Dieper gelokaliseerde laesies (hersenstam, limbisch systeem, ect.) veroorzaken stoornissen
van bewustzijn, aandacht en geheugen, en gedragsstoornissen
- Twee superfuncties
Twee evolutionair jonge functies die vooral ij de mens sterk zijn ontwikkeld, staan hiërarchisch boven
alle andere functies, ze vormen een soort vierde dimensie:
1. Organisatie. Weloverwogen ordening van informatie en planning van gedrag is een vermogen
dat in sterke mate afhankelijk is van de lobus frontalis. Men spreekt tegenwoordig van
executieve functies.
Laesie in de lobus frontalis veroorzaken allerlei gedrags- en persoonlijkheidsveranderingen
(frontaalsyndroom, dysexecutief syndroom)

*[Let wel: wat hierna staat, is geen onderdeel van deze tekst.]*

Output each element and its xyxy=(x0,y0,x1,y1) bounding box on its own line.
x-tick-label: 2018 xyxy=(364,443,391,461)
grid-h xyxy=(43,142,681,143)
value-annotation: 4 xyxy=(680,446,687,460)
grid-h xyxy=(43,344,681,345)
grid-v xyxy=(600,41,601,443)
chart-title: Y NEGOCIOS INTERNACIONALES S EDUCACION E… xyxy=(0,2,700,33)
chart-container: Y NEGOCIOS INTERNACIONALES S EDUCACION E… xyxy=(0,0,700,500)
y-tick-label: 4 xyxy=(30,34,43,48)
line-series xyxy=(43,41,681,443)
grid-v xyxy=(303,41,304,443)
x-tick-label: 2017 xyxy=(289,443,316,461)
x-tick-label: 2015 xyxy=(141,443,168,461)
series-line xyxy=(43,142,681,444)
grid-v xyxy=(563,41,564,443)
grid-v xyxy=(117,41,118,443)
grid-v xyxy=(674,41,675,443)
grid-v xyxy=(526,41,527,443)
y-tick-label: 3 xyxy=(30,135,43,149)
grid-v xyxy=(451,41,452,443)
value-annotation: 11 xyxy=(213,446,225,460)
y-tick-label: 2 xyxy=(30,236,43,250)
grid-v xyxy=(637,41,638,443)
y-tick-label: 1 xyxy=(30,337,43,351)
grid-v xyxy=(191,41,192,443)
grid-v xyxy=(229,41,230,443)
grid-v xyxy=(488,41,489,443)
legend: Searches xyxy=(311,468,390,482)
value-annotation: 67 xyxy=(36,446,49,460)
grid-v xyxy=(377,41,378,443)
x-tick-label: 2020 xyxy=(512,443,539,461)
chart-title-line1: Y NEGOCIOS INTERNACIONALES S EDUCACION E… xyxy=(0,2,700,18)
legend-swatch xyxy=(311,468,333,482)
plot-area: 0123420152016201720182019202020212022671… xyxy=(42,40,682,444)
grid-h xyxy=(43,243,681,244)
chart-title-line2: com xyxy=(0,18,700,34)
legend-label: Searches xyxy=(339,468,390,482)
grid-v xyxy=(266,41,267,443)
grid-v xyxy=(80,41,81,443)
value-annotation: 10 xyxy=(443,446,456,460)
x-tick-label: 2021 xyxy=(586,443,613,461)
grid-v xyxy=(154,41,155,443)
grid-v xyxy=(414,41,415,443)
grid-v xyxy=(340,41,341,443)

2. Awarenss. Men heeft een besef van het eigen functioneren of disfunctioneren (taal,
waarneming, handelen, ect). de lobus parietalis speelt een sleutelrol bij deze zelfreflectie.
Laesies rechts-pariëtaal veroorzaken vaak stoornissen in het besef van het eigen lichaam en
het eigen functioneren (noso-agnosie)
Stoornis in de aandacht/ attentie
- Arousal: ‘wakker’ zijn/ bewustzijn/ waakzaamheid. (Een van de basisvoorwaarden om
informatie tot je te nemen). Deze is belangrijk om te onthouden dat die aandacht
voorwaardelijk is voor alle andere cognitieve processen in het brein. Het is geen functies op
zichzelf, maar bevat meerdere functies samen.
- Onwillekeurig (onbewust) (als je in gevaar bent/ automatisme) – willekeurig (bewust)(als je
bewust je sleutels kwijt bent, dan ga je bewust zoeken)
Bij hersenbeschadiging bijna altijd min of meer gestoorde aandacht. De therapie die je gaat geven
doe je op het moment dat de patiënt het meeste ‘wakker’ is. Verder doe je het bijvoorbeeld in een
prikkelarme ruimte.
Vormen attentie/ aandacht
- Volgehouden aandacht
(formatio reticularis) “afhakend”. Blijven richten van je aandacht op 1 ding. Bijvoorbeeld het
volgen van een college. Hier heb je arousal voor nodig.
- Selectieve aandacht (gerichte aandacht)
(pariëtaal) “inzoomen”. Het inzoomen op 1 ding. Als je een college volgt in de trein, het toch
kunnen blijven focussen op alleen het college zelf en je afsluiten van de prikkels om je heen.
- Verdeelde aandacht
(frontaal) twee dingen tegelijk kunnen doen. Je moet je aandacht verdelen over verschillende
taken. Mensen kunnen moeite hebben met dubbeltaken.